On the outside, Quinton Caver of Arkansas enjoyed a solid workout overall, running in the 4.7s. ... But the real talk centered around the showing turned in by Syracuse's Morlon Greenwood. He ran in the 4.6s, showed exceptional athletic ability and reportedly caught the ball like a wide receiver. Even though he showed a bit too much finesse at times with the Orangemen, I wouldn't be at all surprised if Greenwood was taken off the board in Round 2 or 3. ... Another outside linebacker who posted an eye-catching 40 was North Carolina's Sedrick Hodge. He ran a sub 4.5, figuring as a second-round possibility. ... Clemson junior Keith Adams reportedly struggled some during the workout, while his computer numbers were far from the prototype NFL linebacker.
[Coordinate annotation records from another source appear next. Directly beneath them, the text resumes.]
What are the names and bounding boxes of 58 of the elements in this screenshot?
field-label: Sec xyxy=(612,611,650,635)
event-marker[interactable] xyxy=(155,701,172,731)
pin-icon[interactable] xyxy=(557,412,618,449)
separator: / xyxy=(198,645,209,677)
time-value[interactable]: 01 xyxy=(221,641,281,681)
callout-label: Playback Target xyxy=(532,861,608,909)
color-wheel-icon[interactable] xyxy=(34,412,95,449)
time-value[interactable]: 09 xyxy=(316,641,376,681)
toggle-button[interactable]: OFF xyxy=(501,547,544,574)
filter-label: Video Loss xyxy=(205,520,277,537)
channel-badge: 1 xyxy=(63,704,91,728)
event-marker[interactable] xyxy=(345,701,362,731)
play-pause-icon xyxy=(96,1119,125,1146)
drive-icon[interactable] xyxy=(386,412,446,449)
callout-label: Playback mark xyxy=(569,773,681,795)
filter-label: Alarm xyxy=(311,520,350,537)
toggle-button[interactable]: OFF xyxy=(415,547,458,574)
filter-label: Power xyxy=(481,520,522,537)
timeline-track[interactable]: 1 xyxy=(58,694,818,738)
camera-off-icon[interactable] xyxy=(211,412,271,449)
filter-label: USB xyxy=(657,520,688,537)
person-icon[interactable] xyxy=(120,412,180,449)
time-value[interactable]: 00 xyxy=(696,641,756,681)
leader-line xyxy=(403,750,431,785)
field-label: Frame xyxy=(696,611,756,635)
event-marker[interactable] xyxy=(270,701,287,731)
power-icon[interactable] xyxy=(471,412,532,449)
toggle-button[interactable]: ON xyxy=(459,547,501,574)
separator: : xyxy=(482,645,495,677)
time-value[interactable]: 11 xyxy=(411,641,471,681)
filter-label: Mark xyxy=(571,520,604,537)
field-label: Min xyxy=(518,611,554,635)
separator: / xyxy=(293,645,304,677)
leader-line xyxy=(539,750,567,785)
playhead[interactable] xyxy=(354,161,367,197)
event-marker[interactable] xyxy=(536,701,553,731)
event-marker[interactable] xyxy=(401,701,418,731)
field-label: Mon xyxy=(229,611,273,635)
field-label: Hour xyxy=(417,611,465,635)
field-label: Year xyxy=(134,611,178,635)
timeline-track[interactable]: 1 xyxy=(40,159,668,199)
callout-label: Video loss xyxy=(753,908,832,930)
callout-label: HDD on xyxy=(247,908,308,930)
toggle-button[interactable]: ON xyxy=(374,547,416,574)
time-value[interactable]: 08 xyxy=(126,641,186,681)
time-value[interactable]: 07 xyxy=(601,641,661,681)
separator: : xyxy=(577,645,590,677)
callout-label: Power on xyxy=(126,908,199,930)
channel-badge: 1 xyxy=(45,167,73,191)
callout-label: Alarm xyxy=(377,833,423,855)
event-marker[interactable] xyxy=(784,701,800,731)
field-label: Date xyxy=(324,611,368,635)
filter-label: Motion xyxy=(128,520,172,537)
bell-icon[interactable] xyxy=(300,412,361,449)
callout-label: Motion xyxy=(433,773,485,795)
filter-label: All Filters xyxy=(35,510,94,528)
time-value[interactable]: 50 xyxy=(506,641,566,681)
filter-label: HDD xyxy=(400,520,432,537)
At just 5-foot-10 and 219 pounds, Adams posted a 40 time of 4.8. ... At middle linebacker, Georgia's Kendrell Bell ran well, as expected, posting a 40 time of 4.65. ... Even though he was tremendously productive over the last three years, Vanderbilt junior Jamie Winborn may have some ground to make up. He checked in at just 5-foot-11 and 229 pounds.
The top two cornerbacks, Fred Smoot of Mississippi State and Ken Lucas of Mississippi, will look to solidify first-round positions during individual testing. ... One cover man who opted to take maximum advantage of the combine was Will Allen of Syracuse. He ran in the 4.4s and enjoyed a fine workout. Look for Allen's name to be called possibly in the late first round. ... Tennessee State's Ligarius Jennings performed like an early rounder with the pads on, but his less-than-spectacular time in the 40 (high 4.5s to about 4.6) may push the Division I-AA standout into the fourth- or fifth-round area. ... Baylor's Gary Baxter, who could be viewed as either a cornerback or safety depending upon the defensive structure, ran in the low 4.5s and could still end up in the second or third round if things fall right. ... At safety, the eye-catching workout was turned in by Kansas State's Jarrod Cooper. After checking in at 222 pounds, Cooper ran a superlative 4.35. While he performed like a late-rounder in certain games this past season, a blistering 40 like this will force NFL teams to go back to the drawing board and reevaluate where Cooper should project. ... Another safety who looked outstanding in Indy was N.C. State's Adrian Wilson. At 6-foot-2¼ and 213 pounds, the physically imposing free safety prospect posted a 40 time of 4.55, possibly elevating the talented junior into the second-round area.